A well-known writer got collared by a university student who asked, “Do you think I could be a writer?”
“Well,” the writer said, “I don’t know…. Do you like sentences?”
The writer could see the student’s amazement. Sentences? Do I like sentences? I am twenty years old and do I like sentences? If he had liked sentences, of course, he could begin, like a joyful painter I knew. I asked him how he came to be a painter. He said, “I liked the smell of the paint.”
-Annie Dillard, The Writing Life
And having written the title to this post, I’ll say right away that I don’t know: I don’t know how writing works.
I will say I agree with that opening passage, the one from Annie, above. One must (or ought to, at the very least) like sentences. One should have an appreciation of them, to be sure. I have a small collection from a variety of works that I can recite, and will recite, when helpful or relevant– or not. Sometimes they are worth saying all by themselves.
But maybe one doesn’t even need to like sentences if one is a poet. I don’t know.
I realize that no one will see it now: no one will know I’ve changed it but me. Still, I had to fix it, because I had to.

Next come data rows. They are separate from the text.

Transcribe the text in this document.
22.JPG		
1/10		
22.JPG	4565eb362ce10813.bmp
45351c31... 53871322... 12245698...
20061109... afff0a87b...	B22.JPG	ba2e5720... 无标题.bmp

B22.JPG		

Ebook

The post is infinitely better now.
Then there are the words. Ah, the words. I’ve talked about this many times, and truly, words are something that I Absolutely Love to reflect on. Just the other day I had reason to look up the word “cairn.” On Friday, two friends and I got into a discussion on the transitive form of “wake.” In both instances, I got to use the Merriam-Webster app on my phone, which is one of my most-used apps. I know that makes me a nerd, but I couldn’t care. Then, the other morning on my walk, I ran into a mother and daughter I know and, in a very practical conversation on wisteria, I used the word “arbor.” To my utter delight, the daughter (who might be ten) asked me what an arbor is (and I loved that she didn’t mind in the least asking) and I had to explain it. I did so without my app (I didn’t have my phone), and the minimal mental probing I had to do in coming up with a helpful answer was Sheer Pleasure.
So, the words. If you don’t love words, I say, then don’t bother writing. I could be wrong about this, but I can’t imagine how.
Still, these are rudiments. Tools. The sheetrock and studs of a house under construction, the fabric and thread of a quilt. How it all works, how it all comes together to be something one is glad to write, better yet, something one is glad to read– well. There lies the mystery.
Who will teach me to write? a reader wanted to know.
The page, the page, that eternal blankness, the blankness of eternity which you cover slowly, affirming time’s scrawl as a right and your daring as necessity; the page, which you cover woodenly, ruining it, but asserting your freedom and power to act, acknowledging that you ruin everything you touch but touching it nevertheless, because acting is better than being here in mere opacity; the page, which you cover slowly with the crabbed thread of your gut; the page in the purity of its possibilities; the page of your death, against which you pit such flawed excellences as you can muster with all your life’s strength: that page will teach you to write.
-Annie, again. Her The Writing Life.
No, I don’t know how it works, but these days–after mothering, after wife-ing, around the edges of what makes up the fullness of my days–I am trying to figure it out. Which is why I’m doing this, starting in just over a week. I am no poet, but poets know a thing or two about words, and I want to learn.
After this course, I will take another and another, practicing all the while, and in the margins of my life I will fill up the pages of my book until I can say (will I ever know to say?) that it is finished.
And then I’ll write another. I think maybe that’s how it works.